I will frame my response to the prompt in three parts: (1) an answer; (2) some problems with the answer; (3) solutions to those problems. Existing AI systems are consistent with their values and goals only insofar as they reflect the values and goals of their societal context, and are therefore a tabula rasa; this leads to challenges in consistent values and goals due to moral relativism and the varying norms of the different groups that commission, design, and present such systems; a solution to this issue follows from emergent ethics and values through large-scale inclusion, diversity, and interdisciplinary integration. These points are restated below:
- Answer to the prompt: AI as tabula rasa, so the onus falls on the societal context and people working on it to ensure consistent values and goals.
- The problem with the above is moral relativism; that is, assuming a blank slate, whose values and goals are to be ascribed?
- A possible solution to the problem: ethics, values, and morals as emergent; that is, as natural consequences of large-scale inclusion, diversity, and integration.
AI as tabula rasa
First, let us consider the answer: AI as tabula rasa1 . From a technical perspective, most AI systems, particularly machine learning models, do not possess inherent values or goals but are shaped by the data they are trained on and the objectives set by their designers. Right away, we see the key ingredients to the response: a blank slate, values and goals influenced by data, objectives of the designers
I argue for the interpretation of AI systems as a tabula rasa (J. Young 2019), evoking the same notion elaborated upon in Duschinsky (2012) and Petryszak (1981). John Locke believed that people develop rational knowledge from experiences in the natural world; in this same way, machines are agnostic to the world-context within which they reside, and so are blank slates until trained on data from which to learn and operate2.
This, however, crucially depends on the notion that a machine can at all be considered an ethical agent responsible for its actions, which is not necessarily trivial, since a machine agent is quite volitile, in that it could just as easily be modified to follow ethically questionable directives, or, to a more extreme extent, entirely unethical directives (Vanderelst and Winfield 2016).

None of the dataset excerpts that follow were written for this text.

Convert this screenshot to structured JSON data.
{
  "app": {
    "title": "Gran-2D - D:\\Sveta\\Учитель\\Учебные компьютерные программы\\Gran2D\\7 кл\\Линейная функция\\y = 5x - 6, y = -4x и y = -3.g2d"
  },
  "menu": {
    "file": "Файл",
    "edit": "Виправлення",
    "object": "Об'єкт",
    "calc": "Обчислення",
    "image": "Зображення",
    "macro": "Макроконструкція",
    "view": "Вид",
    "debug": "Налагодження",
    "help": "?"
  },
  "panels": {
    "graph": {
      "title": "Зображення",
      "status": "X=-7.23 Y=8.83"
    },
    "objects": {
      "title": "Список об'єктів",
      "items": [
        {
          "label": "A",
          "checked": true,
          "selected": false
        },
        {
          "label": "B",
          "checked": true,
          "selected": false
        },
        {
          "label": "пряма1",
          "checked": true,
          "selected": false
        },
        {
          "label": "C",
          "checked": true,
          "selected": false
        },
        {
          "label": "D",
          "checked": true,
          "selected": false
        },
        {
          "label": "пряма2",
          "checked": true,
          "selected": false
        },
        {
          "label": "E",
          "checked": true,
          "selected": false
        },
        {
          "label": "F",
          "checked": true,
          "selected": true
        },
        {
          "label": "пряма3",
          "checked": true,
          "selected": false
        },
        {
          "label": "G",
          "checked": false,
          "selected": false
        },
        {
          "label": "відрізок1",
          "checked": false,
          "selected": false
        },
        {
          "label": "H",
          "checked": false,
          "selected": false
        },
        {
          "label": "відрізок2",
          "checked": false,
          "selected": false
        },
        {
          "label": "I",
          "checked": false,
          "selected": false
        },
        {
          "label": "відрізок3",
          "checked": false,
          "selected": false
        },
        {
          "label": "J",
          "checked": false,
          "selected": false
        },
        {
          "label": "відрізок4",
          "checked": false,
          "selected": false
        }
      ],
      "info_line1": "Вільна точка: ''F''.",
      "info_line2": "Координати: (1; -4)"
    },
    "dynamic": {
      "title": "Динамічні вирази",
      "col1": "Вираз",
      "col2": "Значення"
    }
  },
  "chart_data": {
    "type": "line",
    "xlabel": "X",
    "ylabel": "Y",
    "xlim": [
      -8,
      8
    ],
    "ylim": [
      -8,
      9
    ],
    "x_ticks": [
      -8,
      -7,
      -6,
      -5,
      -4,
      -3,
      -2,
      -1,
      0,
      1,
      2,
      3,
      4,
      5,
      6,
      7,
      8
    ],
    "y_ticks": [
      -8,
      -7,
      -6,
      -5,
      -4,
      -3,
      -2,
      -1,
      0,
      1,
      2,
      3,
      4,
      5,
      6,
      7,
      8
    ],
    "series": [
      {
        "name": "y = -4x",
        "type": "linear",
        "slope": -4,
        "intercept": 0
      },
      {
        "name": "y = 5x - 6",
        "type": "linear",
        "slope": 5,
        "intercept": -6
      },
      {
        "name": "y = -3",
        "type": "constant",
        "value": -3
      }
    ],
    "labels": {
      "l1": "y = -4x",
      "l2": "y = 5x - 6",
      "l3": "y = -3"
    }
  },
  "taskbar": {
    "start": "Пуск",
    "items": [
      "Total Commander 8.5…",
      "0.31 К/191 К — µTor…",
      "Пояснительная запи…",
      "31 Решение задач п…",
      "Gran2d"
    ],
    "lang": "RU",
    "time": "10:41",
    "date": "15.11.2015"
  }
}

This sets the stage of agnosticism of existing AI for values or goals; assuming consistent values or goals for AI systems a priori absolves the humans involved in them, which is a dangerous position to take; rather, they are a posteriori: the agent needs and receives direction and directive from humans, neither of which are inherent to the machine itself (Gabriel 2020). This leads naturally to the problem with this answer, however: if a machine receives its values and goals from a human or group of humans, what is the nature of those values and goals it is receiving?
Moral Relativism
Consider the following. English is the de facto national language of the United States, but the United States has no official language (at the federal level). Proponents of English as the official language argue for consistency, nationalism, practicality, opportunity, and the like as reasons for instilling English as the national language (Marshall 1986; Califa 1989). English is likewise a lingua franca across many areas of science, entertainment, and industry (Elder and Davies 2006; Seidlhofer 2005; Jenkins 2009; Jenkins, Cogo, and Dewey 2011). “English”, however, is used here nebulously: whose English? Perhaps Midwestern English; then Wisconsin in particular, then even more particular, perhaps Southeastern Wisconsin? Perhaps Gullah? Perhaps the English spoken in Northumberland?

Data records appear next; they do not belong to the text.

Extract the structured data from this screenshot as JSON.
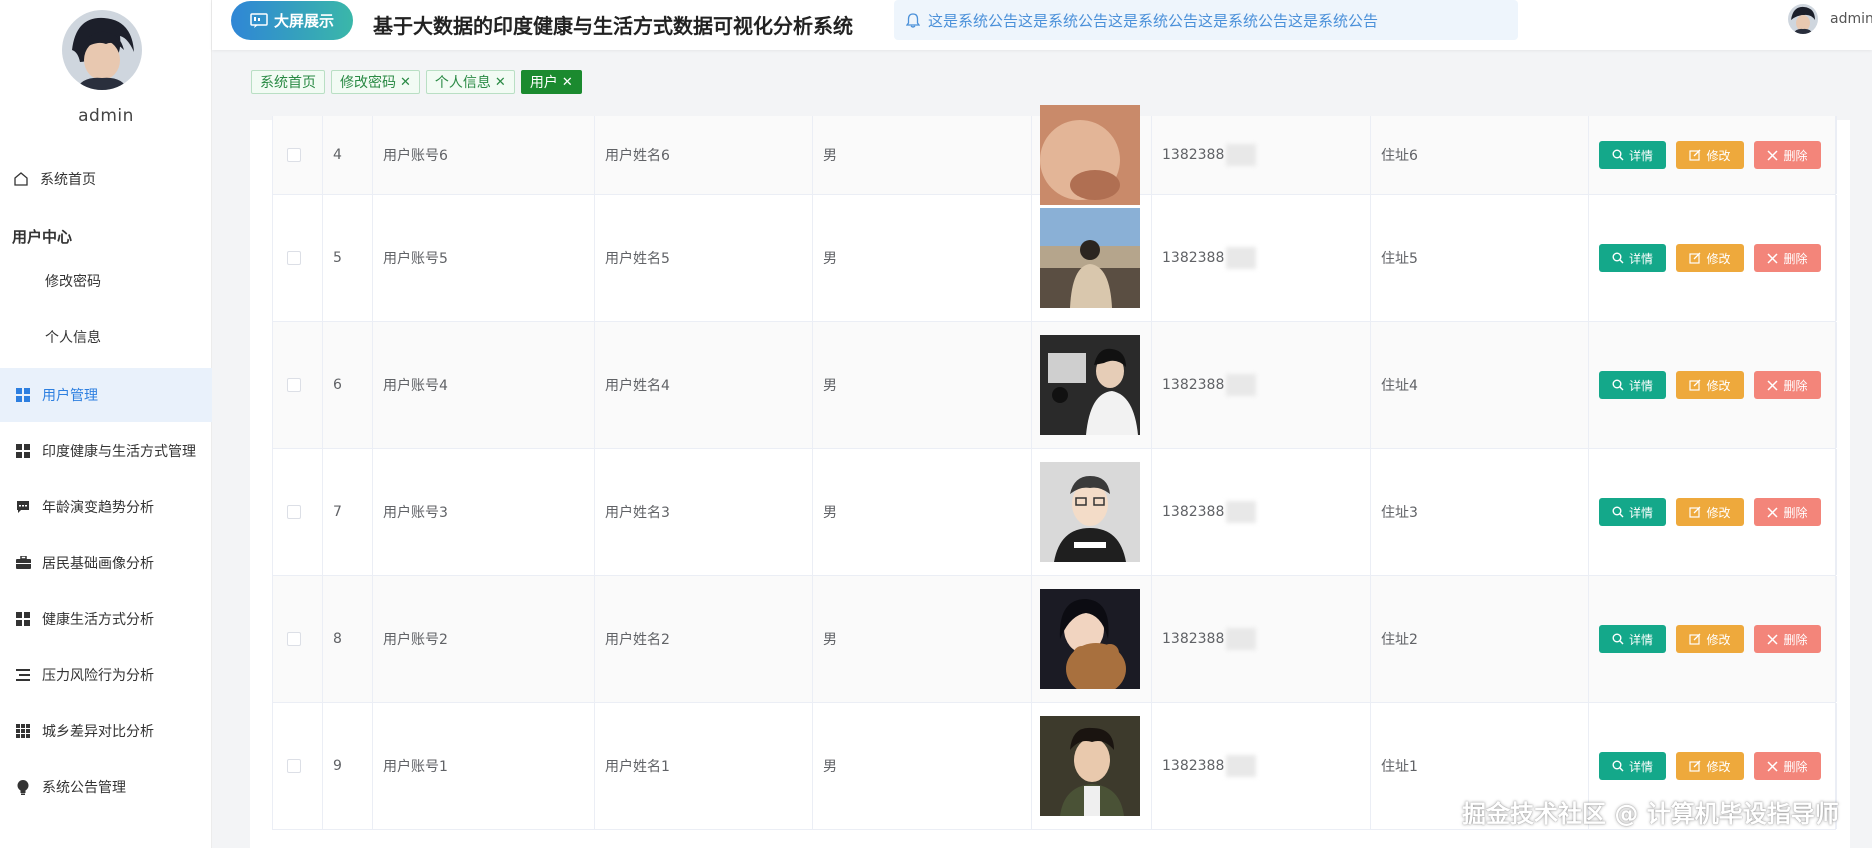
{
  "sidebar": {
    "username": "admin",
    "items": [
      {
        "label": "系统首页",
        "icon": "home-icon"
      },
      {
        "label": "修改密码",
        "icon": ""
      },
      {
        "label": "个人信息",
        "icon": ""
      },
      {
        "label": "用户管理",
        "icon": "grid-icon",
        "active": true
      },
      {
        "label": "印度健康与生活方式管理",
        "icon": "grid-icon"
      },
      {
        "label": "年龄演变趋势分析",
        "icon": "chat-icon"
      },
      {
        "label": "居民基础画像分析",
        "icon": "briefcase-icon"
      },
      {
        "label": "健康生活方式分析",
        "icon": "grid-icon"
      },
      {
        "label": "压力风险行为分析",
        "icon": "list-icon"
      },
      {
        "label": "城乡差异对比分析",
        "icon": "apps-icon"
      },
      {
        "label": "系统公告管理",
        "icon": "bulb-icon"
      }
    ],
    "group_label": "用户中心"
  },
  "header": {
    "bigscreen_label": "大屏展示",
    "title": "基于大数据的印度健康与生活方式数据可视化分析系统",
    "notice": "这是系统公告这是系统公告这是系统公告这是系统公告这是系统公告",
    "user": "admin"
  },
  "tags": [
    {
      "label": "系统首页",
      "closable": false
    },
    {
      "label": "修改密码",
      "closable": true
    },
    {
      "label": "个人信息",
      "closable": true
    },
    {
      "label": "用户",
      "closable": true,
      "active": true
    }
  ],
  "table": {
    "rows": [
      {
        "index": "4",
        "account": "用户账号6",
        "name": "用户姓名6",
        "gender": "男",
        "phone": "1382388",
        "address": "住址6"
      },
      {
        "index": "5",
        "account": "用户账号5",
        "name": "用户姓名5",
        "gender": "男",
        "phone": "1382388",
        "address": "住址5"
      },
      {
        "index": "6",
        "account": "用户账号4",
        "name": "用户姓名4",
        "gender": "男",
        "phone": "1382388",
        "address": "住址4"
      },
      {
        "index": "7",
        "account": "用户账号3",
        "name": "用户姓名3",
        "gender": "男",
        "phone": "1382388",
        "address": "住址3"
      },
      {
        "index": "8",
        "account": "用户账号2",
        "name": "用户姓名2",
        "gender": "男",
        "phone": "1382388",
        "address": "住址2"
      },
      {
        "index": "9",
        "account": "用户账号1",
        "name": "用户姓名1",
        "gender": "男",
        "phone": "1382388",
        "address": "住址1"
      }
    ],
    "actions": {
      "detail": "详情",
      "edit": "修改",
      "delete": "删除"
    }
  },
  "watermark": "掘金技术社区 @ 计算机毕设指导师",
  "colors": {
    "primary": "#2d7fe0",
    "detail": "#14a88a",
    "edit": "#eea93c",
    "delete": "#f3857a",
    "tag_active": "#1b8a2f"
  }
}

The choice of one language variation over another inherently privileges that choice over others. In language education, teachers “correcting” students’ grammar sends several messages: the standard dialect is the best dialect; other dialects are not appropriate for smart, educated people; other dialects are a threat to literacy and education (Schildkraut 2001; Pakir 2001). Official preference for one variation over another likewise has consequences, including internal conflicts, minority languages take a newer, possibly lower, places in a socio-political and socio-cultural hierarchy, new allocation of resources (Stalker 1988; Pakir 2001).
In the same, just as there is contentious debate about what constitutes whose English is “standard” or “official”, determining whose values and goals AI should reflect is contentious; indeed, the risk of privileging certain viewpoints or norms over others colors the moral and ethical landscape, usually grounded in some position of power over others. In AI, this is akin to the issue of dataset bias: when an AI system is trained on data that reflects a certain subset of societal norms or values, it inherently becomes biased towards (or against) those norms, potentially marginalizing other perspectives. The immediate problem that is raised, then, is the question of whose values and goals should be considered.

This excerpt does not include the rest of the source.